Bronisław Piotr Piłsudski (2 November 1866, Żułów – 17 May 1918), brother of Józef Piłsudski, was a Polish cultural anthropologist who conducted outstanding research on the Ainu ethnic group on Sakhalin Island. In the 21st century, there are very few Ainu left on Sakhalin, and the largest Ainu population is the one on the Japanese island of Hokkaido.

Bronisław and Józef Piłsudski lived in Vilnius in 1874, where they continued self-education for three years. After their mother's death in 1886, they left for Saint Petersburg. Bronisław Piłsudski passed an examination at a local university.

Bronisław, for his involvement with a socialist in a plot to assassinate Alexander III of Russia in 1887 together with Vladimir Lenin's brother Alexander Ulyanov, was sentenced to fifteen years at hard labor on Sakhalin island (Ulyanov was hanged). He used his time there to conduct research. While on Sakhalin in 1891, he met ethnographer Lev Sternberg. He was then sent to the southern part of the island. The rest of his prison sentence was changed to ten years of internal exile because he had settled without permission of the Russian authorities.

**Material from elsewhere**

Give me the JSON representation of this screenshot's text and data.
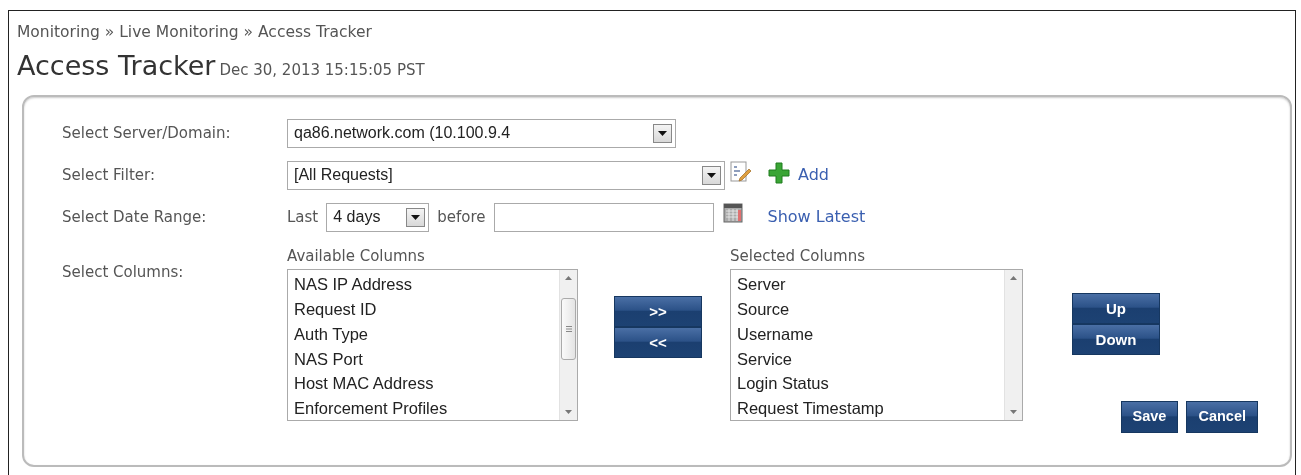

Three years later, he was given a grant by the Imperial Academy of Sciences to study the Ainu. That year he settled in an Ainu village, fell in love with an Ainu woman, Chufsanma, officially married her and had a son and daughter, Sukezo and Kiyo, with her. His wife was a niece of Chief Bafunkei of the village of Ai in Sakhalin. In 1903 he recorded the Ainu language. From these original recordings an Ainu dictionary of over a thousand words was made, which was translated into over ten languages. Piłsudski also wrote down the myths, culture, music and customs of the Ainu. He built an elementary schools in the village where he taught Russian language and mathematics to the local children. The schools were open only in winter, the slack season of the farm.